The site's top earner, who goes by the name Kipkay, has earned over $82,000 in the past year thanks to a series of 92 short videos. His videos are typical of Metacafe's style in that they are of a genre now referred to as "how to" clips, such as "how to make a cheap lie detector" and "how to get out of handcuffs". One user from Gloucestershire, known as Shootingeggs, has funded a trip around the world by posting videos of scientific experiments showing how to make flash powder and self-lighting candles that have earned him more than $20,000.

Erick Hachenburg, chief executive of Metacafe, said: "If you create quality content in the user-generated content space, you should be paid for it." He said that users can make thousands of pounds overnight producing quality videos because of the popularity of the format and demand from advertisers. "Last year advertisers said you could never advertise on user-generated content.
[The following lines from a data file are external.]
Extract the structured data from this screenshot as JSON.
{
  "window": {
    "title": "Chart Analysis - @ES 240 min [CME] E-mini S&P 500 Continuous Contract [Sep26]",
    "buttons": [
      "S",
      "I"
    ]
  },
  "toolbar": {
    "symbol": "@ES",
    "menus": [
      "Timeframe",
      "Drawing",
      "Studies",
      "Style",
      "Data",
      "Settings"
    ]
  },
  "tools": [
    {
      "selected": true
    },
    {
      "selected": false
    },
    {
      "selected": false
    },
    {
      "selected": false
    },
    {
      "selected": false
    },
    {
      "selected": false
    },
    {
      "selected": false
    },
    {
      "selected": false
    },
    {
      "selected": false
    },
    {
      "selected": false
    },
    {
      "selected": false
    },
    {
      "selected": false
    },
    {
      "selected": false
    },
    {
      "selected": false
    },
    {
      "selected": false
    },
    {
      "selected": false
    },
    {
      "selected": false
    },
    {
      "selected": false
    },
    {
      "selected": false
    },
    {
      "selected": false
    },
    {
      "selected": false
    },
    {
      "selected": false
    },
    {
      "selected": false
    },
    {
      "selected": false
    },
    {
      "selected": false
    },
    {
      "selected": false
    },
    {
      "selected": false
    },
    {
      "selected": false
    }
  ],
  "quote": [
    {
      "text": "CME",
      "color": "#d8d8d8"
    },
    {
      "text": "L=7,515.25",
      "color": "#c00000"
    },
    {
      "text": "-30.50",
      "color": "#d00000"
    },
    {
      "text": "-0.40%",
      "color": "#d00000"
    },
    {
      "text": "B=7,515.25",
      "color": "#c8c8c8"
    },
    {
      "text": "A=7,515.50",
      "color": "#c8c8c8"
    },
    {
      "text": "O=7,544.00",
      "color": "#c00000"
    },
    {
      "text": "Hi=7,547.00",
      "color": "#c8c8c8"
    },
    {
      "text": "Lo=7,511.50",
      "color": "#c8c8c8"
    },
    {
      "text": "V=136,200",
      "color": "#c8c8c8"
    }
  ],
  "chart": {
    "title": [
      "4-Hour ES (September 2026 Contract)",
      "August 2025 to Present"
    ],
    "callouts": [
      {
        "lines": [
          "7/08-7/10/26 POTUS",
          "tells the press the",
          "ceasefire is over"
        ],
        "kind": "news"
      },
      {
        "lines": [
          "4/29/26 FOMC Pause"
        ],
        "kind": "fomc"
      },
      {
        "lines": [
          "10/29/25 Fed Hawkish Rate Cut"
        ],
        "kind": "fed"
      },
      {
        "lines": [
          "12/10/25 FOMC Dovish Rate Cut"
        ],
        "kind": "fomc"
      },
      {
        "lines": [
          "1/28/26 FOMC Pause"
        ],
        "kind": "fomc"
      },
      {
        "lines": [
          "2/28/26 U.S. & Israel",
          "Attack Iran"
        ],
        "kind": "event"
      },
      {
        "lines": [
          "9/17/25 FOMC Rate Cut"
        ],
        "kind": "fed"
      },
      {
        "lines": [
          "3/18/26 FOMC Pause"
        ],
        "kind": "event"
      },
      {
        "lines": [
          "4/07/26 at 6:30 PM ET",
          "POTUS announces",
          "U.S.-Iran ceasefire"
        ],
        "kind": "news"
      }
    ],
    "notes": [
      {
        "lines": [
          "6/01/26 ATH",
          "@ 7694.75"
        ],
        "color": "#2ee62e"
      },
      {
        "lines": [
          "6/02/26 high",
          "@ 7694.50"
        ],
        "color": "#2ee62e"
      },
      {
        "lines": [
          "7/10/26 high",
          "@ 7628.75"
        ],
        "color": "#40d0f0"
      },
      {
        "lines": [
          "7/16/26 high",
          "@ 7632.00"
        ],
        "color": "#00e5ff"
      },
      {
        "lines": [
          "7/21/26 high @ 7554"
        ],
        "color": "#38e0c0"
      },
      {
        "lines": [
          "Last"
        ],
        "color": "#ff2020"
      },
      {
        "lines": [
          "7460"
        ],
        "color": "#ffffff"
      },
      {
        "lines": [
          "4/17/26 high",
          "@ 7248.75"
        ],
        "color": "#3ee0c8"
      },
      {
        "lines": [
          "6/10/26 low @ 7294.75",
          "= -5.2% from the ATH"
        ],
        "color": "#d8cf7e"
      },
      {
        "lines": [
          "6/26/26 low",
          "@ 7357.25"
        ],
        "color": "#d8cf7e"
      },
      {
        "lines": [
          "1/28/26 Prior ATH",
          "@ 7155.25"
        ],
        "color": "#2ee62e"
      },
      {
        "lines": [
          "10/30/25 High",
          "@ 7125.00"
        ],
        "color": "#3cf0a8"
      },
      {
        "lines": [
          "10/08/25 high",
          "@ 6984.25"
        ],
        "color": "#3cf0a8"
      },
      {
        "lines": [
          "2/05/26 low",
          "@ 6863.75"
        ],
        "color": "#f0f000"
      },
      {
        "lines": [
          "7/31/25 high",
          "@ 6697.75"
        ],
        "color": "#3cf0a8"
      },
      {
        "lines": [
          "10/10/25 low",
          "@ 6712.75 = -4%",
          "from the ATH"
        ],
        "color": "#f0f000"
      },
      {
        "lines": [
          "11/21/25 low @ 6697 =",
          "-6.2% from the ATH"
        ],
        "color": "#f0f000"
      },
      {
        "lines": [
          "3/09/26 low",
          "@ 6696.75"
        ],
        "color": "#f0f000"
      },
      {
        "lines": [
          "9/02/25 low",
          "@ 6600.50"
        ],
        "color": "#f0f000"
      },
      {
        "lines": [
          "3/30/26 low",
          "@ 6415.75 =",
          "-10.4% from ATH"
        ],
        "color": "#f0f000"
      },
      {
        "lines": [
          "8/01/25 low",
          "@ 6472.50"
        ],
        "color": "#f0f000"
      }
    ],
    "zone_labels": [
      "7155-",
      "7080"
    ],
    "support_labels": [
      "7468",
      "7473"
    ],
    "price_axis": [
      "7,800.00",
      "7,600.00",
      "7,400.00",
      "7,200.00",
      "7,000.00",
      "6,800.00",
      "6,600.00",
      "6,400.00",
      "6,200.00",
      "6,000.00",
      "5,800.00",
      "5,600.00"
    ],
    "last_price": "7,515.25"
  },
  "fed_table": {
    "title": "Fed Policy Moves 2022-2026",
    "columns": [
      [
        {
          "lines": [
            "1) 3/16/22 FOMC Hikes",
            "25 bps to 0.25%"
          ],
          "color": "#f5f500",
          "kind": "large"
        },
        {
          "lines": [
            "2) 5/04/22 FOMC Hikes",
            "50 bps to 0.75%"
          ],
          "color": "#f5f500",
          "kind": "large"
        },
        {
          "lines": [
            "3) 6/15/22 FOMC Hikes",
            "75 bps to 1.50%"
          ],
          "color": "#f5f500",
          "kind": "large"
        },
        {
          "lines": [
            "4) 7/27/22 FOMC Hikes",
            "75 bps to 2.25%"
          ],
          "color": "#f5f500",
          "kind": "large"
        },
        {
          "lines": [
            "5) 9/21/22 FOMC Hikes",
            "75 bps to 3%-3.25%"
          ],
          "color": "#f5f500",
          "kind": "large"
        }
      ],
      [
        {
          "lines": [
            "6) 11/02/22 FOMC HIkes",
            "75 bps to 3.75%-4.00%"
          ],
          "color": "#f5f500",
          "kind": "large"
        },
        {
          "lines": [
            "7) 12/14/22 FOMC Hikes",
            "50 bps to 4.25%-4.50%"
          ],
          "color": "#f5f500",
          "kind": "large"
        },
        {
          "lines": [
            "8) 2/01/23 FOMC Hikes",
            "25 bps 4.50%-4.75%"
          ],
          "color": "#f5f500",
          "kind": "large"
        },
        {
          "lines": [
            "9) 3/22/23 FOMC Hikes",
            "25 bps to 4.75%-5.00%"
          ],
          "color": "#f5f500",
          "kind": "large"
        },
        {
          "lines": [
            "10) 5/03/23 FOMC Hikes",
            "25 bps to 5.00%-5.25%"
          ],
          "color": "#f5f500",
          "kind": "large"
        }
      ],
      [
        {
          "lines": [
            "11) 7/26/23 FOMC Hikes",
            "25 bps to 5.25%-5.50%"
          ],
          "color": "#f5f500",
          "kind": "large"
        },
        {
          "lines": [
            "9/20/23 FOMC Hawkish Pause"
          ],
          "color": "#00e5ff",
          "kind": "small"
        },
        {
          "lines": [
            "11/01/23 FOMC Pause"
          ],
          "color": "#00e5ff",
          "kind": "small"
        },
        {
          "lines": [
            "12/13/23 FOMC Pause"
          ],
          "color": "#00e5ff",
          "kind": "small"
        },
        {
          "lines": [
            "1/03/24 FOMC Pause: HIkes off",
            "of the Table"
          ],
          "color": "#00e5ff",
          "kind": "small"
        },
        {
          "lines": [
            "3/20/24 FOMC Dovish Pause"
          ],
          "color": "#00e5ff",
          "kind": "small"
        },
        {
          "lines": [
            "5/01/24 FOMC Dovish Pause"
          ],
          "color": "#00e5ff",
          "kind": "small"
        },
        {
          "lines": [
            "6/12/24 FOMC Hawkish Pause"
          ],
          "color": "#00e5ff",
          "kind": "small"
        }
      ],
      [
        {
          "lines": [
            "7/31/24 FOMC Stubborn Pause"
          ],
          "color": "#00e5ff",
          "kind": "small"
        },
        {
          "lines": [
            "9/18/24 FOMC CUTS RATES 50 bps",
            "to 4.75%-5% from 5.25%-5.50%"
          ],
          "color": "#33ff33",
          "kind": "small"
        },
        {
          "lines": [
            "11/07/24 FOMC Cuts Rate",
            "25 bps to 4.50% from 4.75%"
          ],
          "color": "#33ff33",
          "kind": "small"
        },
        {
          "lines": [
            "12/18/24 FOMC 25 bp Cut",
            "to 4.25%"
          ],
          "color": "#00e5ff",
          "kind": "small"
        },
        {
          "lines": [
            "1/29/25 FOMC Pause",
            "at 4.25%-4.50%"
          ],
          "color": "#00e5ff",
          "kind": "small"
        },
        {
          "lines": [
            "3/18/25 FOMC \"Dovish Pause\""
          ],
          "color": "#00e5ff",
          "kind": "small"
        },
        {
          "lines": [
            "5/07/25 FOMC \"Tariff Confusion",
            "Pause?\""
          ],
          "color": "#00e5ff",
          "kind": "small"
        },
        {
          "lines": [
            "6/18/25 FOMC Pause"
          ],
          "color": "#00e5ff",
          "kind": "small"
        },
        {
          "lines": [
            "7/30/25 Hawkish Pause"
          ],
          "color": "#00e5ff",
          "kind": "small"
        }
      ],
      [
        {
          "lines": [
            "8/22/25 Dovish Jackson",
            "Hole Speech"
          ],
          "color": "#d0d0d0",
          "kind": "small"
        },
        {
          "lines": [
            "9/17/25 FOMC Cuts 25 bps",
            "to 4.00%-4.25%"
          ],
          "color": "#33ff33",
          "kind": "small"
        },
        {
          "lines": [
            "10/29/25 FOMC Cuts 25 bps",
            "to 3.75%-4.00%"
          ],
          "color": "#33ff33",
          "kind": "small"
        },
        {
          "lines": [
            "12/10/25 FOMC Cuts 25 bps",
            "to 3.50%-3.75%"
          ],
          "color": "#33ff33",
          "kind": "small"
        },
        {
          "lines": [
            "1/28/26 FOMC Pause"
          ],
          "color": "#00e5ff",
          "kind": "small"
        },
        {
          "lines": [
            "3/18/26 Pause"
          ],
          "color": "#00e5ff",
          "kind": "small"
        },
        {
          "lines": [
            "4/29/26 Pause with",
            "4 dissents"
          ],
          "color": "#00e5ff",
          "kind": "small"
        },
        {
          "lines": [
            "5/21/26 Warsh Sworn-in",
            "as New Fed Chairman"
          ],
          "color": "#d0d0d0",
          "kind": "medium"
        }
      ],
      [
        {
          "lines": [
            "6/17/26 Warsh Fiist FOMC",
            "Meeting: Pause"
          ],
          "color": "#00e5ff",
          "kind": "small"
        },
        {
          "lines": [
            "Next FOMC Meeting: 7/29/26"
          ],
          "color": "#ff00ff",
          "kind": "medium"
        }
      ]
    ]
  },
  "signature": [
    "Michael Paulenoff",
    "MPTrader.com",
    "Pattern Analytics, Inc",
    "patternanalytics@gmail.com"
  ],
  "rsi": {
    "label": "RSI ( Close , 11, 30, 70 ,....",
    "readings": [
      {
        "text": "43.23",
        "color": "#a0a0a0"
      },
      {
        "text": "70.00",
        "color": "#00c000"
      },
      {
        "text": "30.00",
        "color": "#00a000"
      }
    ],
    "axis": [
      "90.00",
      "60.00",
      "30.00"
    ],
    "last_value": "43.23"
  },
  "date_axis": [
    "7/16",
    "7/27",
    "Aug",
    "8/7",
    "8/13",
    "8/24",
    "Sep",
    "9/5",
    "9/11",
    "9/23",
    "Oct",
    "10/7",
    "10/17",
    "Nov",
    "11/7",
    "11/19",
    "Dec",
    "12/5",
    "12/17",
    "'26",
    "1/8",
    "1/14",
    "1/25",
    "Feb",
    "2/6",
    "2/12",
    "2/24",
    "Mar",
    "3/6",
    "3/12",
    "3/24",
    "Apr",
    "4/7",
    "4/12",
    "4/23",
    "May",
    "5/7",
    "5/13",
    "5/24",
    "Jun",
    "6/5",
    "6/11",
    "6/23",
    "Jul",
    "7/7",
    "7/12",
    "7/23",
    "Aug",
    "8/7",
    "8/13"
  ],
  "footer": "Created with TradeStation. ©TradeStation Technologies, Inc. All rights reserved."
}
Now they are asking how they can advertise on user-generated content," he said.

Mr Hachenburg said that the site does not compete head-to-head with YouTube as it focuses predominantly on short clips that are produced by its users and that a community of 80,000 reviewers made sure that material is not duplicated or pirated. "Different sites have different cultures. If we put a duplicate of an existing video clip up, our community gets angry.

"It is the evolution of content on the internet we need to make sense out of the chaos," he said.

Mr Hachenburg said that the online short form video space will emerge as a format in its own right as it is impossible to make money from pirated material. However the company has started signing deals with movie producers to allow producers to cut up content from films such as The Bourne Ultimatum and American Gangster to make their own trailers. It has also struck deals with the likes of Skype and O2 to show its content on other platforms.